Andre’s eventual solution was to use a look-up table which very likely proves faster in practice. At the very least, this was a nice refresher and practical example for circuit logic using four sets of minterms (one for each one-hot output wire).
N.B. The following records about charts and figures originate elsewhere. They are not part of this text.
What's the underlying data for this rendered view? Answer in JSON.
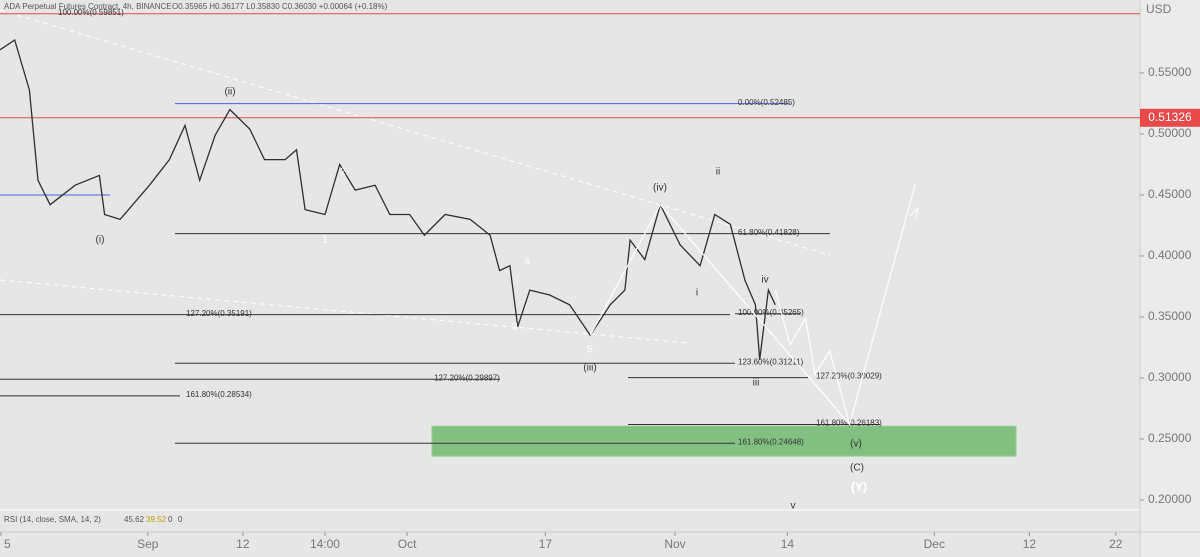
{
  "chart_data": {
    "type": "line",
    "title": "ADA Perpetual Futures Contract, 4h, BINANCE",
    "ohlc": "O0.35965 H0.36177 L0.35830 C0.36030 +0.00064 (+0.18%)",
    "currency": "USD",
    "rsi_label": "RSI (14, close, SMA, 14, 2)",
    "rsi_values": [
      "45.62",
      "39.52",
      "0",
      "0"
    ],
    "x": [
      -17.1,
      -15.4,
      -13.7,
      -12.7,
      -11.3,
      -8.4,
      -5.6,
      -5.0,
      -3.2,
      0.2,
      2.5,
      4.3,
      6.0,
      7.8,
      9.5,
      11.8,
      13.5,
      15.9,
      17.2,
      18.2,
      20.5,
      22.2,
      24.0,
      26.3,
      28.0,
      30.3,
      32.0,
      34.4,
      37.3,
      39.6,
      40.7,
      41.9,
      42.8,
      44.2,
      46.5,
      48.8,
      51.2,
      53.5,
      55.2,
      55.8,
      57.5,
      59.3,
      61.6,
      63.9,
      65.6,
      67.4,
      69.1,
      70.3,
      70.8,
      71.8,
      72.6
    ],
    "values": [
      0.569,
      0.577,
      0.536,
      0.462,
      0.442,
      0.458,
      0.466,
      0.434,
      0.43,
      0.458,
      0.479,
      0.507,
      0.462,
      0.499,
      0.52,
      0.504,
      0.479,
      0.479,
      0.487,
      0.438,
      0.434,
      0.475,
      0.454,
      0.458,
      0.434,
      0.434,
      0.417,
      0.434,
      0.43,
      0.417,
      0.388,
      0.392,
      0.342,
      0.372,
      0.368,
      0.36,
      0.335,
      0.36,
      0.372,
      0.413,
      0.397,
      0.442,
      0.409,
      0.392,
      0.434,
      0.426,
      0.38,
      0.36,
      0.315,
      0.372,
      0.36
    ],
    "color": "#2f2f2f",
    "projection": {
      "color": "#ffffff",
      "x": [
        51.2,
        59.3,
        81.2,
        null,
        72.6,
        74.3,
        76.1,
        77.2,
        78.9,
        81.2,
        88.8
      ],
      "values": [
        0.335,
        0.442,
        0.262,
        null,
        0.372,
        0.327,
        0.349,
        0.303,
        0.322,
        0.262,
        0.459
      ]
    },
    "xlim": [
      -17.1,
      114.8
    ],
    "ylim": [
      0.1918,
      0.6098
    ],
    "xticks": [
      {
        "value": -17,
        "label": "5"
      },
      {
        "value": 0,
        "label": "Sep"
      },
      {
        "value": 11,
        "label": "12"
      },
      {
        "value": 20.5,
        "label": "14:00"
      },
      {
        "value": 30,
        "label": "Oct"
      },
      {
        "value": 46,
        "label": "17"
      },
      {
        "value": 61,
        "label": "Nov"
      },
      {
        "value": 74,
        "label": "14"
      },
      {
        "value": 91,
        "label": "Dec"
      },
      {
        "value": 102,
        "label": "12"
      },
      {
        "value": 112,
        "label": "22"
      }
    ],
    "yticks": [
      {
        "value": 0.2,
        "label": "0.20000"
      },
      {
        "value": 0.25,
        "label": "0.25000"
      },
      {
        "value": 0.3,
        "label": "0.30000"
      },
      {
        "value": 0.35,
        "label": "0.35000"
      },
      {
        "value": 0.4,
        "label": "0.40000"
      },
      {
        "value": 0.45,
        "label": "0.45000"
      },
      {
        "value": 0.5,
        "label": "0.50000"
      },
      {
        "value": 0.55,
        "label": "0.55000"
      }
    ],
    "price_tag": 0.51326,
    "levels": [
      {
        "value": 0.59851,
        "label": "100.00%(0.59851)",
        "color": "#e05050"
      },
      {
        "value": 0.52485,
        "label": "0.00%(0.52485)",
        "color": "#4466dd"
      },
      {
        "value": 0.41828,
        "label": "61.80%(0.41828)",
        "color": "#333333"
      },
      {
        "value": 0.35191,
        "label": "127.20%(0.35191)",
        "color": "#333333"
      },
      {
        "value": 0.35265,
        "label": "100.00%(0.35265)",
        "color": "#333333"
      },
      {
        "value": 0.31211,
        "label": "123.60%(0.31211)",
        "color": "#333333"
      },
      {
        "value": 0.29897,
        "label": "127.20%(0.29897)",
        "color": "#333333"
      },
      {
        "value": 0.30029,
        "label": "127.20%(0.30029)",
        "color": "#333333"
      },
      {
        "value": 0.28534,
        "label": "161.80%(0.28534)",
        "color": "#333333"
      },
      {
        "value": 0.26183,
        "label": "161.80%(0.26183)",
        "color": "#333333"
      },
      {
        "value": 0.24648,
        "label": "161.80%(0.24648)",
        "color": "#333333"
      }
    ],
    "zone": [
      0.236,
      0.2605
    ],
    "waves": [
      "(ii)",
      "(i)",
      "1",
      "2",
      "4",
      "3",
      "5",
      "(iii)",
      "(iv)",
      "ii",
      "i",
      "iv",
      "iii",
      "(v)",
      "(C)",
      "(Y)",
      "v"
    ]
  }
}
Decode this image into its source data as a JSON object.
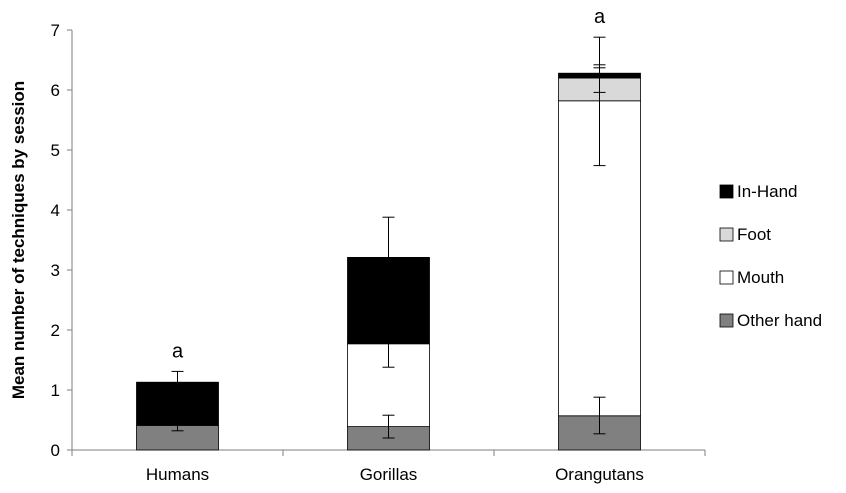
{
  "chart_data": {
    "type": "bar",
    "stacked": true,
    "title": "",
    "xlabel": "",
    "ylabel": "Mean number of techniques  by session",
    "ylim": [
      0,
      7
    ],
    "yticks": [
      "0",
      "1",
      "2",
      "3",
      "4",
      "5",
      "6",
      "7"
    ],
    "categories": [
      "Humans",
      "Gorillas",
      "Orangutans"
    ],
    "series": [
      {
        "name": "Other hand",
        "color": "#808080",
        "values": [
          0.41,
          0.39,
          0.57
        ]
      },
      {
        "name": "Mouth",
        "color": "#ffffff",
        "values": [
          0.0,
          1.38,
          5.25
        ]
      },
      {
        "name": "Foot",
        "color": "#d9d9d9",
        "values": [
          0.0,
          0.0,
          0.38
        ]
      },
      {
        "name": "In-Hand",
        "color": "#000000",
        "values": [
          0.72,
          1.44,
          0.08
        ]
      }
    ],
    "error_bars": [
      {
        "category": "Humans",
        "series": "Other hand",
        "y": 0.41,
        "low": 0.32,
        "high": 0.41
      },
      {
        "category": "Humans",
        "series": "In-Hand",
        "y": 1.13,
        "low": 1.13,
        "high": 1.31
      },
      {
        "category": "Gorillas",
        "series": "Other hand",
        "y": 0.39,
        "low": 0.2,
        "high": 0.58
      },
      {
        "category": "Gorillas",
        "series": "Mouth",
        "y": 1.77,
        "low": 1.38,
        "high": 1.77
      },
      {
        "category": "Gorillas",
        "series": "In-Hand",
        "y": 3.21,
        "low": 3.21,
        "high": 3.88
      },
      {
        "category": "Orangutans",
        "series": "Other hand",
        "y": 0.57,
        "low": 0.27,
        "high": 0.88
      },
      {
        "category": "Orangutans",
        "series": "Mouth",
        "y": 5.82,
        "low": 4.74,
        "high": 6.42
      },
      {
        "category": "Orangutans",
        "series": "Foot",
        "y": 6.2,
        "low": 5.96,
        "high": 6.37
      },
      {
        "category": "Orangutans",
        "series": "In-Hand",
        "y": 6.28,
        "low": 6.28,
        "high": 6.88
      }
    ],
    "annotations": [
      {
        "category": "Humans",
        "text": "a",
        "y": 1.31
      },
      {
        "category": "Orangutans",
        "text": "a",
        "y": 6.88
      }
    ],
    "legend": {
      "position": "right",
      "order": [
        "In-Hand",
        "Foot",
        "Mouth",
        "Other hand"
      ]
    },
    "grid": false
  }
}
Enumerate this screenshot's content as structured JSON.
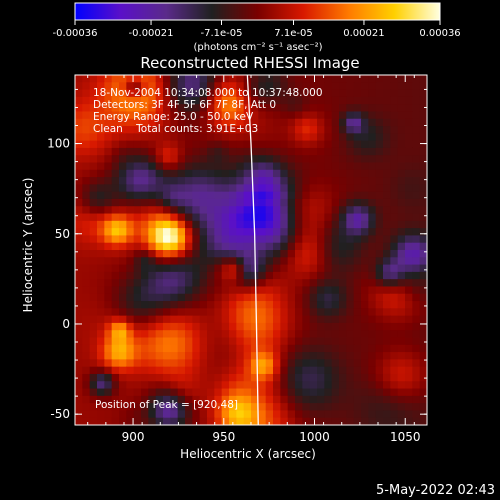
{
  "window": {
    "footer_timestamp": "5-May-2022 02:43"
  },
  "colorbar": {
    "tick_labels": [
      "-0.00036",
      "-0.00021",
      "-7.1e-05",
      "7.1e-05",
      "0.00021",
      "0.00036"
    ],
    "tick_values": [
      -0.00036,
      -0.00021,
      -7.1e-05,
      7.1e-05,
      0.00021,
      0.00036
    ],
    "range": [
      -0.00036,
      0.00036
    ],
    "unit_label": "(photons cm⁻² s⁻¹ asec⁻²)",
    "colors": [
      "#0000ff",
      "#5a10c8",
      "#5a2a8a",
      "#202020",
      "#7a0000",
      "#d81800",
      "#ff7a00",
      "#ffd000",
      "#ffffe0"
    ]
  },
  "overlay": {
    "line1": "18-Nov-2004 10:34:08.000 to 10:37:48.000",
    "line2": "Detectors: 3F 4F 5F 6F 7F 8F, Att 0",
    "line3": "Energy Range: 25.0 - 50.0 keV",
    "line4": "Clean    Total counts: 3.91E+03",
    "peak": "Position of Peak = [920,48]"
  },
  "chart_data": {
    "type": "heatmap",
    "title": "Reconstructed RHESSI Image",
    "xlabel": "Heliocentric X (arcsec)",
    "ylabel": "Heliocentric Y (arcsec)",
    "xlim": [
      868,
      1062
    ],
    "ylim": [
      -56,
      138
    ],
    "x_ticks": [
      900,
      950,
      1000,
      1050
    ],
    "y_ticks": [
      -50,
      0,
      50,
      100
    ],
    "value_range": [
      -0.00036,
      0.00036
    ],
    "grid": false,
    "limb_line": [
      [
        963,
        138
      ],
      [
        965,
        100
      ],
      [
        967,
        50
      ],
      [
        968,
        0
      ],
      [
        969,
        -56
      ]
    ],
    "peak_position": [
      920,
      48
    ],
    "grid_size": [
      48,
      48
    ],
    "seed": 7
  }
}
Should you need this logic to build a fast physical circuit or have some magical architecture with a dozen registers (accessible to the compiler), be my guest 😀

Eddie Ma

February 27th, 2011 at 11:49 pm

J .A. Brown says...

Those are the same degenerate motifs I was asking you about the other day. I have some cool things to show you next time I see you then.

Eddie Ma says...

I thought you were talking about these — ya, we should discuss the Regex goodness of it all 😀

Andre Masella says...

You know what was forgotten? Multiplication and addition. Both of those scramble bits in a useful way. That might have yielded a solution with fewer shifts.

Eddie Ma says...

Hehe — it’ll be some time before I sit down to work out how to play with addition and multiplication. Might be useful — certainly will be convoluted. We’d be playing up the advantages of using C instead of a literal circuit.